El otro día sufrí uno de esos momentos en los que uno se queda en blanco, no sabe muy bien qué decir. Una mujer, como tantas otras, acudió a mi despacho para ver si podíamos echarle una mano en estos momentos de crisis. No voy a contar su caso, delicado y dramático en muchos extremos, pero sí voy a señalar el motivo de mi perplejidad. Esta señora me describió la situación de discriminación laboral que padecía hasta hace unas semanas.Trabajaba más horas y era más productiva que muchos de sus compañeros varones, llevaba más tiempo en la empresa que muchos de ellos, y… cobraba menos que cualquiera de ellos. A pesar de todo, fue la primera en ser despedida por el empresario.
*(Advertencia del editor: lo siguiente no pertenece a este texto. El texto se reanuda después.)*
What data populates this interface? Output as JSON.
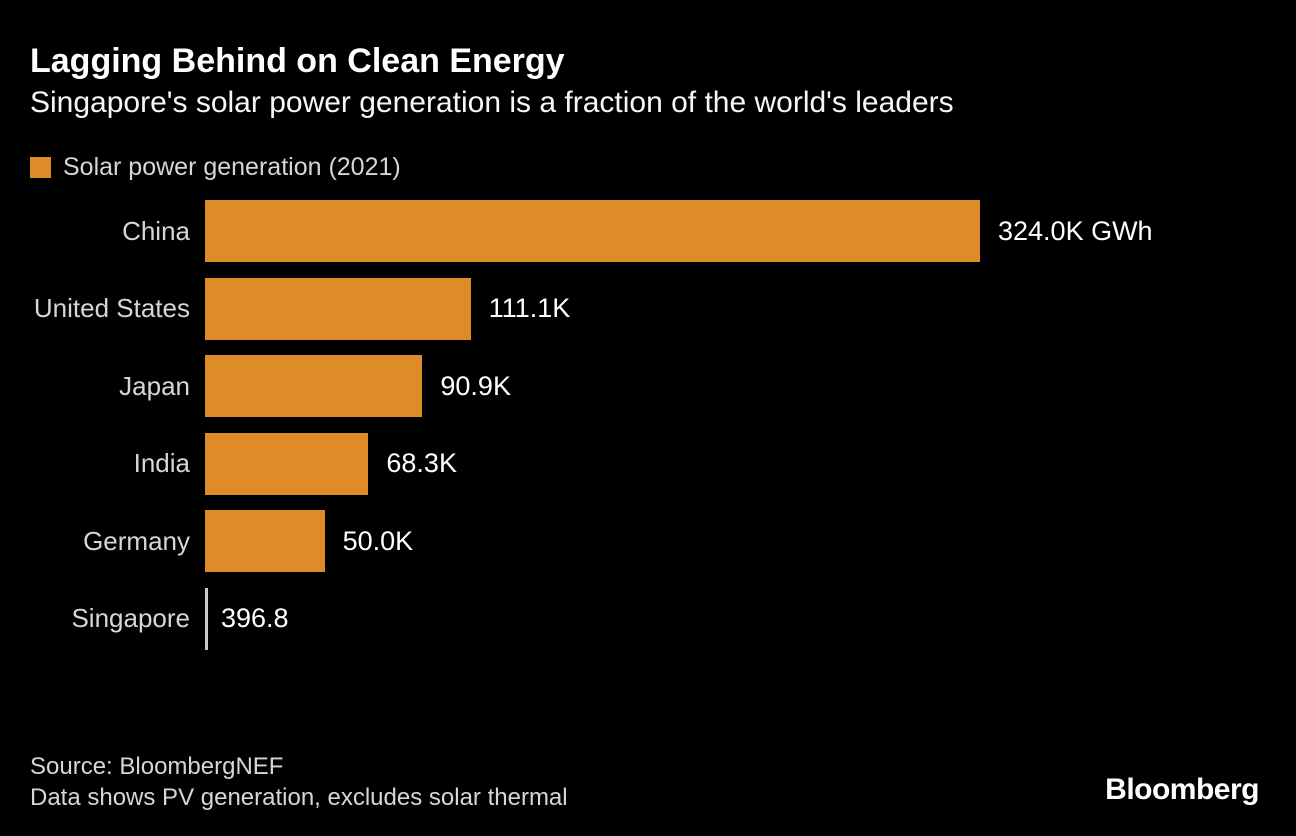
{
  "header": {
    "title": "Lagging Behind on Clean Energy",
    "subtitle": "Singapore's solar power generation is a fraction of the world's leaders"
  },
  "legend": {
    "label": "Solar power generation (2021)",
    "swatch_color": "#de8c28"
  },
  "chart_data": {
    "type": "bar",
    "orientation": "horizontal",
    "title": "Solar power generation (2021)",
    "unit": "GWh",
    "categories": [
      "China",
      "United States",
      "Japan",
      "India",
      "Germany",
      "Singapore"
    ],
    "values": [
      324000,
      111100,
      90900,
      68300,
      50000,
      396.8
    ],
    "value_labels": [
      "324.0K GWh",
      "111.1K",
      "90.9K",
      "68.3K",
      "50.0K",
      "396.8"
    ],
    "xlim": [
      0,
      324000
    ],
    "grid": false,
    "legend_position": "top-left",
    "bar_color": "#de8c28",
    "tiny_bar_tick_color": "#c9c9c9",
    "background_color": "#000000"
  },
  "footer": {
    "source": "Source: BloombergNEF",
    "note": "Data shows PV generation, excludes solar thermal",
    "brand": "Bloomberg"
  }
}
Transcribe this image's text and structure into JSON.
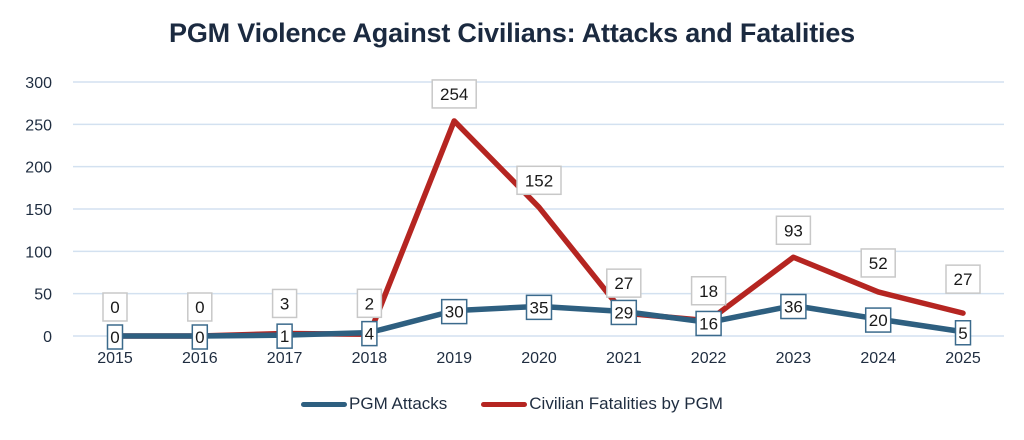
{
  "chart_data": {
    "type": "line",
    "title": "PGM Violence Against Civilians: Attacks and Fatalities",
    "xlabel": "",
    "ylabel": "",
    "categories": [
      "2015",
      "2016",
      "2017",
      "2018",
      "2019",
      "2020",
      "2021",
      "2022",
      "2023",
      "2024",
      "2025"
    ],
    "ylim": [
      0,
      300
    ],
    "yticks": [
      0,
      50,
      100,
      150,
      200,
      250,
      300
    ],
    "ytick_labels": [
      "0",
      "50",
      "100",
      "150",
      "200",
      "250",
      "300"
    ],
    "grid": true,
    "legend_position": "bottom",
    "series": [
      {
        "name": "PGM Attacks",
        "color": "#2e5f80",
        "values": [
          0,
          0,
          1,
          4,
          30,
          35,
          29,
          16,
          36,
          20,
          5
        ],
        "labels": [
          "0",
          "0",
          "1",
          "4",
          "30",
          "35",
          "29",
          "16",
          "36",
          "20",
          "5"
        ]
      },
      {
        "name": "Civilian Fatalities by PGM",
        "color": "#b52521",
        "values": [
          0,
          0,
          3,
          2,
          254,
          152,
          27,
          18,
          93,
          52,
          27
        ],
        "labels": [
          "0",
          "0",
          "3",
          "2",
          "254",
          "152",
          "27",
          "18",
          "93",
          "52",
          "27"
        ]
      }
    ]
  }
}
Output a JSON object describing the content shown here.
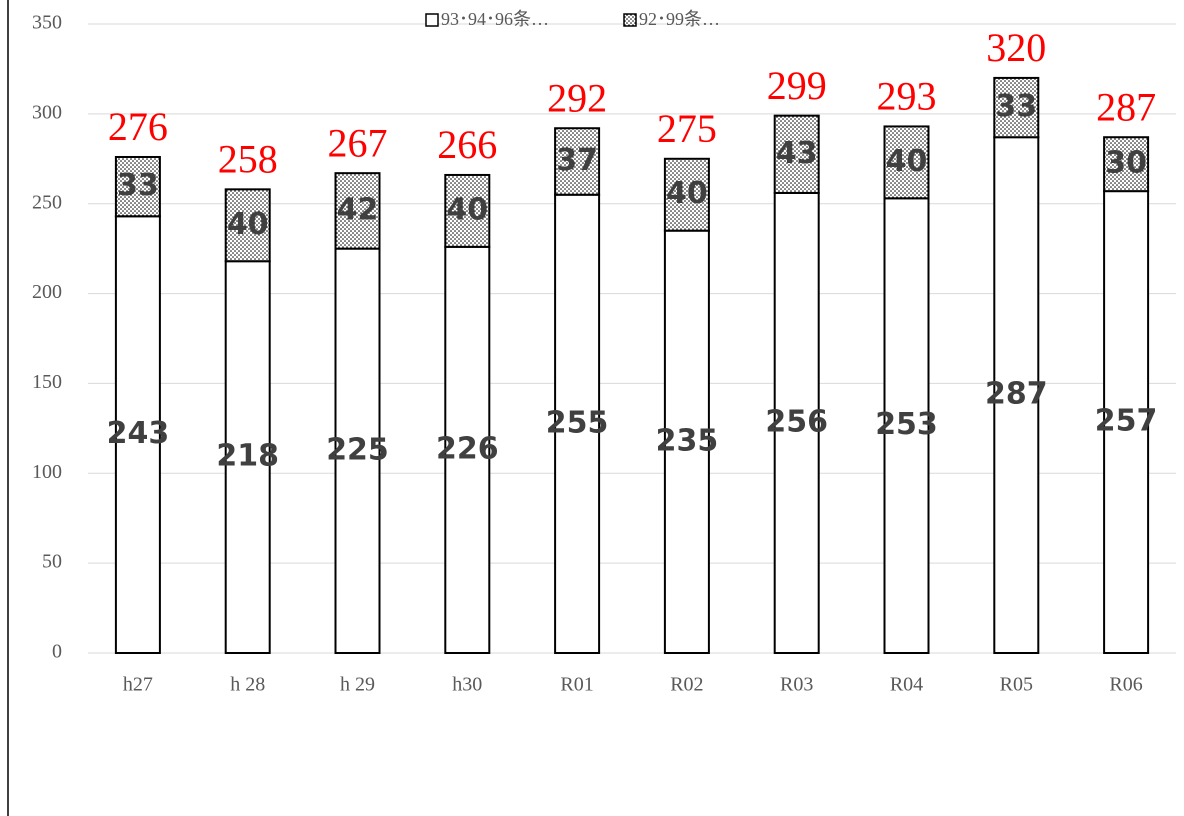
{
  "chart_data": {
    "type": "stacked_bar",
    "categories": [
      "h27",
      "h 28",
      "h 29",
      "h30",
      "R01",
      "R02",
      "R03",
      "R04",
      "R05",
      "R06"
    ],
    "series": [
      {
        "name": "93･94･96条…",
        "color": "#ffffff",
        "values": [
          243,
          218,
          225,
          226,
          255,
          235,
          256,
          253,
          287,
          257
        ]
      },
      {
        "name": "92･99条…",
        "color": "#000000",
        "values": [
          33,
          40,
          42,
          40,
          37,
          40,
          43,
          40,
          33,
          30
        ]
      }
    ],
    "total_labels": [
      276,
      258,
      267,
      266,
      292,
      275,
      299,
      293,
      320,
      287
    ],
    "ylim": [
      0,
      350
    ],
    "yticks": [
      0,
      50,
      100,
      150,
      200,
      250,
      300,
      350
    ],
    "grid": true,
    "legend": "top"
  }
}
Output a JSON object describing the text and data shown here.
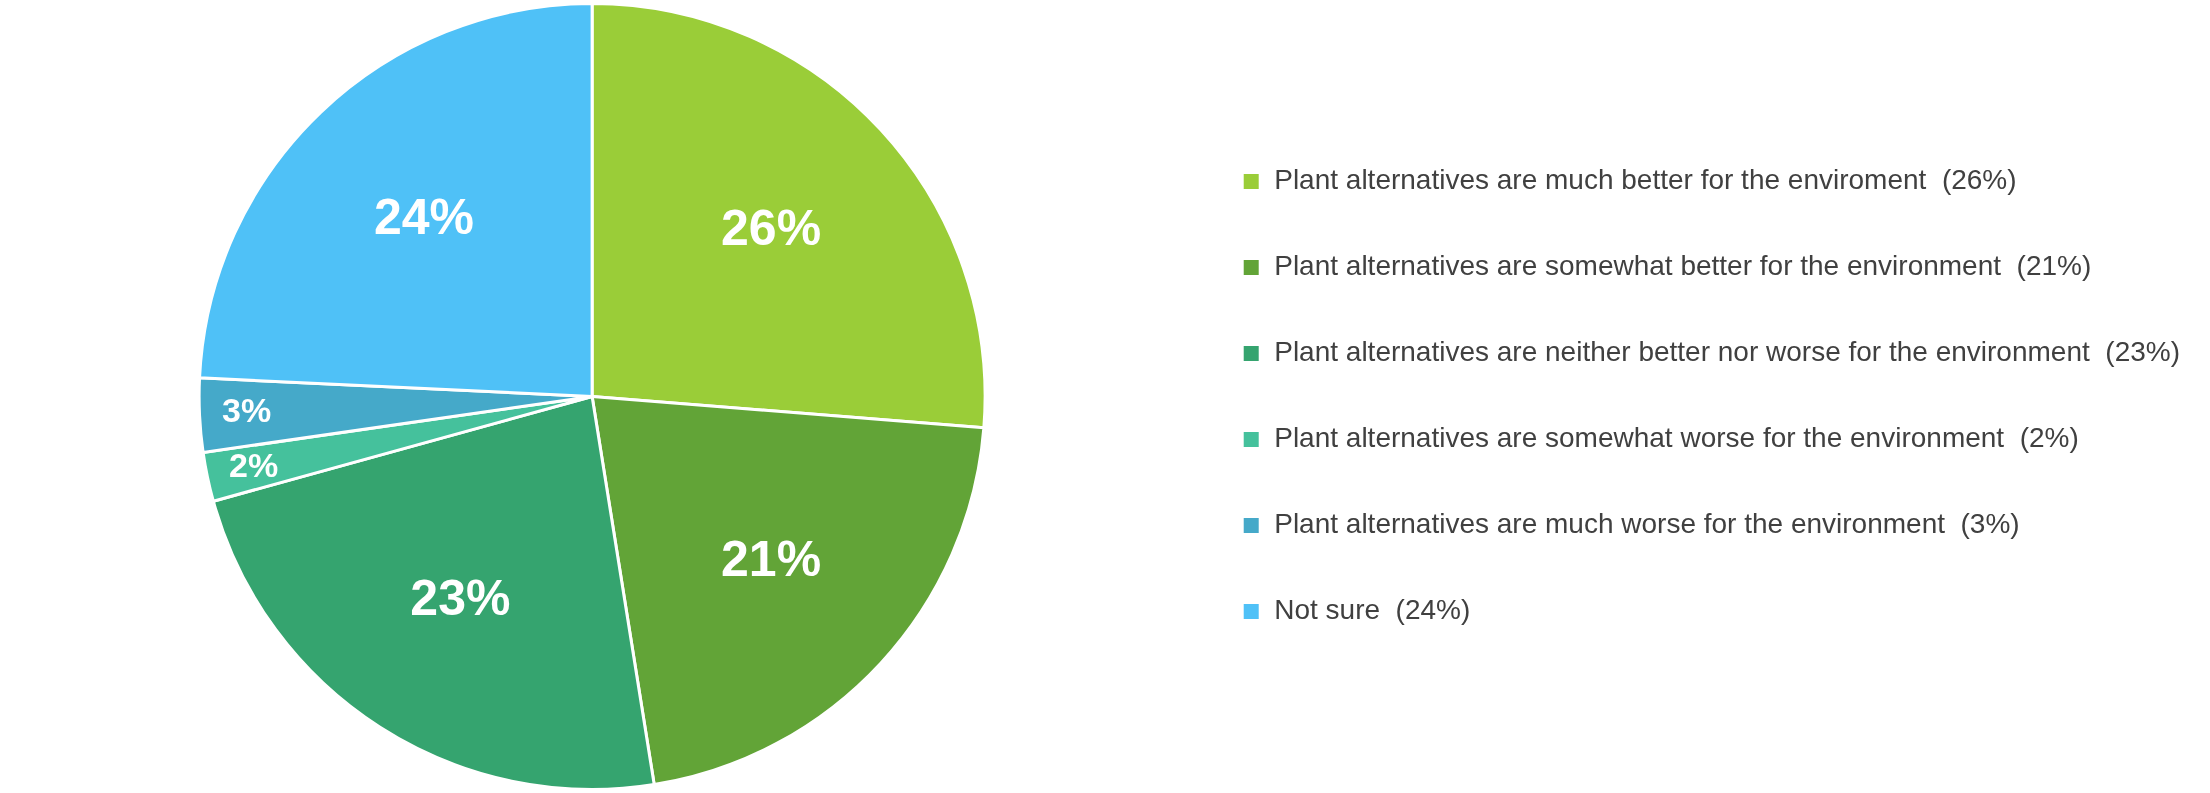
{
  "chart_data": {
    "type": "pie",
    "categories": [
      "Plant alternatives are much better for the enviroment  (26%)",
      "Plant alternatives are somewhat better for the environment  (21%)",
      "Plant alternatives are neither better nor worse for the environment  (23%)",
      "Plant alternatives are somewhat worse for the environment  (2%)",
      "Plant alternatives are much worse for the environment  (3%)",
      "Not sure  (24%)"
    ],
    "values": [
      26,
      21,
      23,
      2,
      3,
      24
    ],
    "colors": [
      "#9acd38",
      "#62a437",
      "#35a46f",
      "#45c19c",
      "#45a9c9",
      "#4fc1f7"
    ],
    "value_labels": [
      "26%",
      "21%",
      "23%",
      "2%",
      "3%",
      "24%"
    ],
    "legend": "right"
  }
}
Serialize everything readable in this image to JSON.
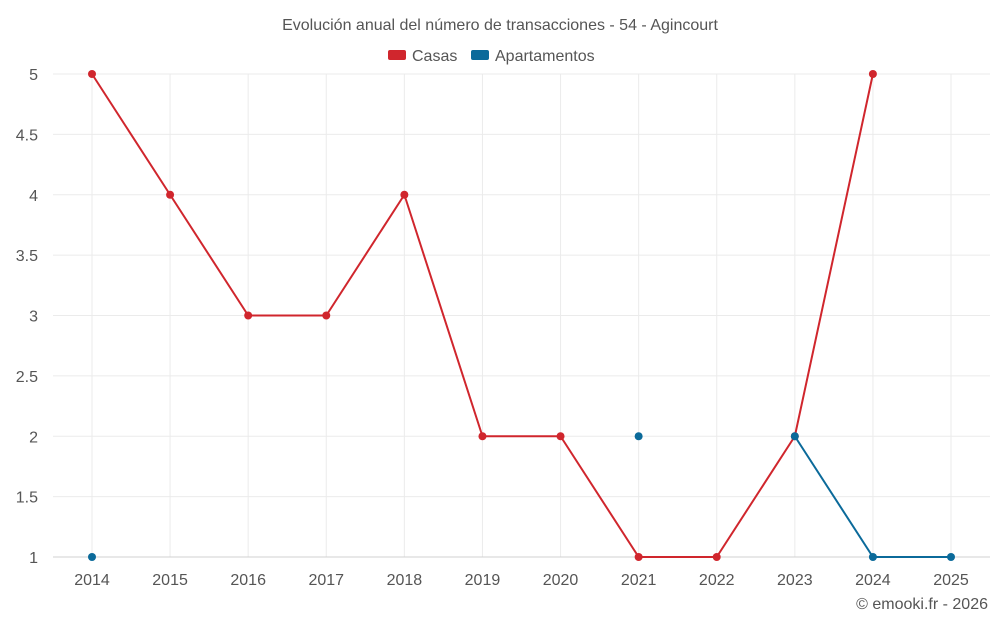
{
  "chart_data": {
    "type": "line",
    "title": "Evolución anual del número de transacciones - 54 - Agincourt",
    "categories": [
      "2014",
      "2015",
      "2016",
      "2017",
      "2018",
      "2019",
      "2020",
      "2021",
      "2022",
      "2023",
      "2024",
      "2025"
    ],
    "series": [
      {
        "name": "Casas",
        "color": "#d0262d",
        "values": [
          5,
          4,
          3,
          3,
          4,
          2,
          2,
          1,
          1,
          2,
          5,
          null
        ]
      },
      {
        "name": "Apartamentos",
        "color": "#0b6a9a",
        "values": [
          1,
          null,
          null,
          null,
          null,
          null,
          null,
          2,
          null,
          2,
          1,
          1
        ]
      }
    ],
    "ylim": [
      1,
      5
    ],
    "yticks": [
      1,
      1.5,
      2,
      2.5,
      3,
      3.5,
      4,
      4.5,
      5
    ],
    "ytick_labels": [
      "1",
      "1.5",
      "2",
      "2.5",
      "3",
      "3.5",
      "4",
      "4.5",
      "5"
    ],
    "grid": true,
    "legend_position": "top-center",
    "credit": "© emooki.fr - 2026"
  }
}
No quiero demonizar, ni mucho menos a los empresarios o cargos directivos de las empresas, pero aún hoy, en pleno siglo XXI nos encontramos con este tipo de historias que parecen sacadas de novelas de hace muchas décadas.
Es algo inadmisible. Hoy, día 8, se celebramos el día Internacional de la Mujer. Todos los grupos políticos del municipio estamos de acuerdo en que la igualdad real y efectiva es una prioridad y por ello hemos firmado un manifiesto conjunto. En este documento, entre otras cosas, se pide a la Unión Europea que potencie aquellas políticas que conduzcan a eliminar episodios tan tétricos como el que he contado al principio.
En Parla, hemos organizado una semana de actos para concienciar a todos, pero en especial a los más jóvenes. Ellos son el futuro y la garantía de que la violencia machista, la discriminación de la mujer y la ausencia de igualdad se conviertan en reliquias del pasado, que es en realidad lo que son.